The script is brilliant, chilling and amoral – no, immoral, for the central characters actively flout morality as the most unforgivably boorish of commonplaces. Valmont and Merteuil were once lovers, and now the world exists only as a chessboard for their skirmishes. Pride is paramount, but unflinching control comes a close second. Merteuil has been slighted by her recent conquest Monsieur de Gercourt, who has become engaged to a demure fifteen year-old still blinking in the sunlight after her convent education. She avenges herself by having Valmont seduce Gercourt’s naive fiancee, in exchange for a night in her own bed. Meanwhile Valmont has resolved to scale Mme de Tourvel, a married lady of the highest repute for virtue and beauty and a philanderer’s Mount Everest.

Rachel Bull’s cast do a very fair justice to this adaptation. Merteuil and Valmont drive the performance. Chloe Courtney must be a contender for actress of the term as she plays Merteuil with an assured economy and lightness of touch. Quiet, almost ethereal, she spikes her gentle demeanour with shards of jagged malice. Lines such as ‘a poor choice is less dangerous than an obvious choice’ suggest some commonplace Wildean termagant, but Courtney sidesteps the cliches neatly. She delivers Merteuil’s inexhaustible quiver of aphorisms with barbed menace and subtle poison. The French have a word for this kind of performance: sangfroid.

Alex Krasodomski-Jones, meanwhile, has torn up Alan Rickman’s textbook on Valmont and plumped for a much softer interpretation. Once again the obvious thing to do with Valmont would have been to play him as a swaggering rake burning testosterone like rocket fuel, the kind of man who would speak of ‘the real intoxication when you know she loves you, but you’re not quite certain of victory’ over a brandy-and-soda. There is none of this ostentatious manfulness in Krasodomski-Jones’ Valmont, though – he is fey, flimsy, a little sleepy. You might even go so far as to call him effeminate. This makes for a sensitive counterpoint to Courtney’s Merteuil, and the dynamic between the two is tense and compelling. Their ‘single combat’ is fenced out with chilled steel and icy flair.

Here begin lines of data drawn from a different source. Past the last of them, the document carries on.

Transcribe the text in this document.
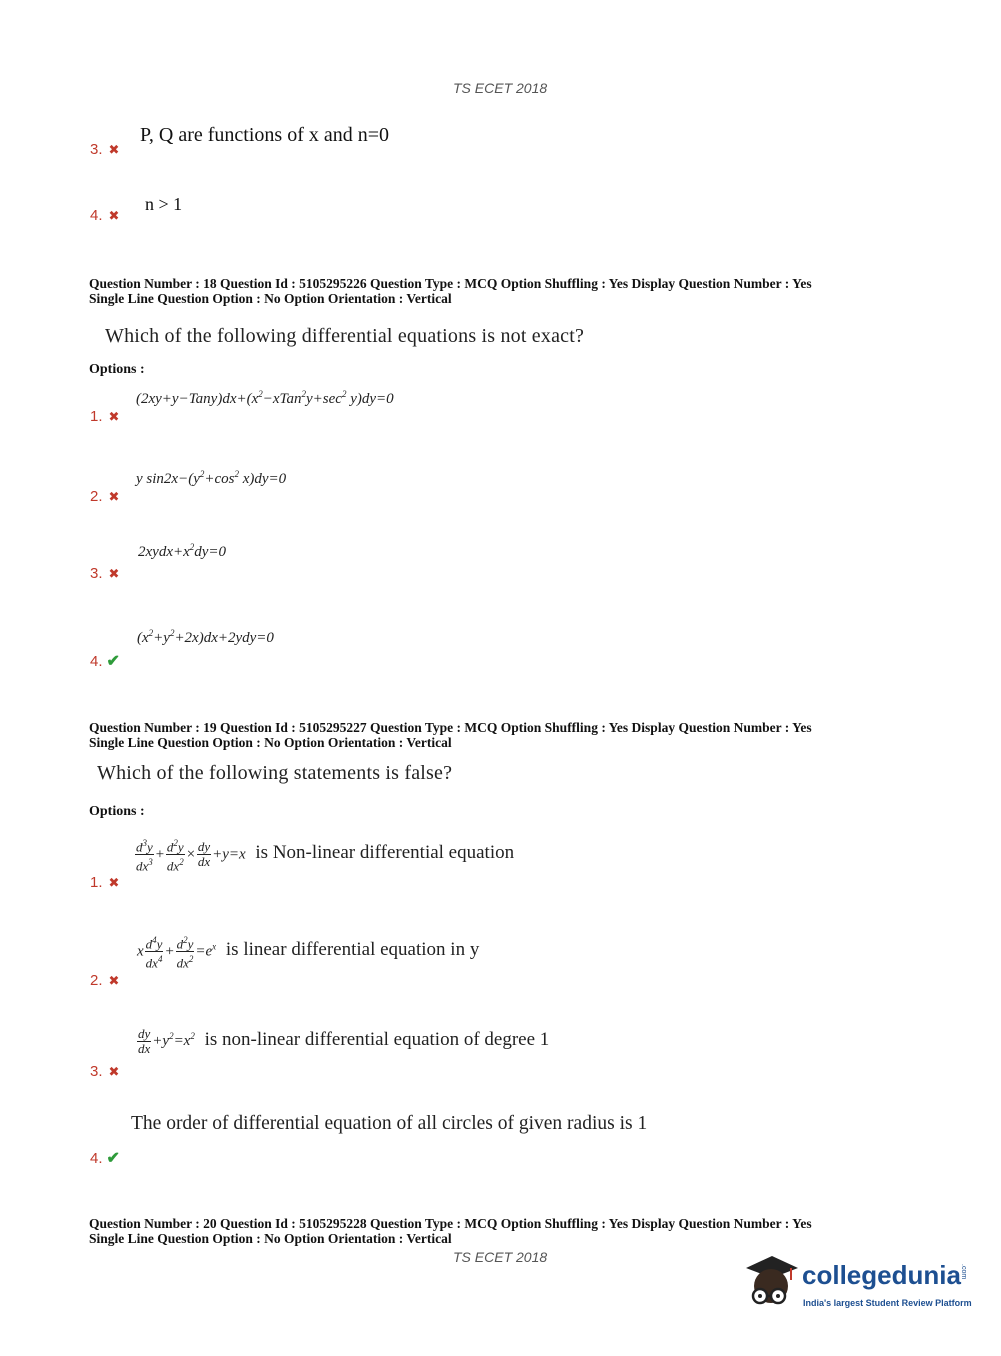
TS ECET 2018
P, Q are functions of x and n=0
3. ✖
n > 1
4. ✖
Question Number : 18 Question Id : 5105295226 Question Type : MCQ Option Shuffling : Yes Display Question Number : Yes
Single Line Question Option : No Option Orientation : Vertical
Which of the following differential equations is not exact?
Options :
$(2xy+y-Tany)dx+(x^2-xTan^2y+\sec^2$ y)dy=0
1. ✖
y $\sin 2x-(y^2+\cos^2$ x)dy=0
2. ✖
$2xydx+x^2dy=0$
3. ✖
$(x^2+y^2+2x)dx+2ydy=0$
4. ✔
Question Number : 19 Question Id : 5105295227 Question Type : MCQ Option Shuffling : Yes Display Question Number : Yes
Single Line Question Option : No Option Orientation : Vertical
Which of the following statements is false?
Options :
$\frac{d^3y}{dx^3} + \frac{d^2y}{dx^2} \times \frac{dy}{dx} +y=x$ is Non-linear differential equation
1. ✖
x $\frac{d^4y}{dx^4} + \frac{d^2y}{dx^2} =e^x$ is linear differential equation in y
2. ✖
$\frac{dy}{dx} +y^2=x^2$ is non-linear differential equation of degree 1
3. ✖
The order of differential equation of all circles of given radius is 1
4. ✔
Question Number : 20 Question Id : 5105295228 Question Type : MCQ Option Shuffling : Yes Display Question Number : Yes
Single Line Question Option : No Option Orientation : Vertical
TS ECET 2018
collegedunia .com
India's largest Student Review Platform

The rest of the characters are not touched by the same stardust as the principals. Charlie Mulliner mars an otherwise convincing performance as de Tourvel with a bit too much bosom-heaving. Danceny – the fifteen year-old Cecile’s lover – and Mme de Rosemonde, Valmont’s aunt, are very credible, but some of the other actors look a little uncomfortable. It’s no big deal, though: it actually helps the play along if the characters duped by Merteuil and Valmont are somehow not quite real. My only concern for this play is that it might be a bit spoiled by the microphones and other paraphernalia of an open-air performance, when it would really benefit from the immediacy of a theatre like the BT.

Dangerous Liaisons is taut and poised. Watching this production, you feel that you are being treated to a ninety minute-long advert for some potent, high-class spirit. Absinthe, perhaps. Its cold-blooded depravity makes Dorian Gray look like the Little Prince. This is sexy, intelligent, elegant theatre, and if you only watch one garden play this term, make it this one.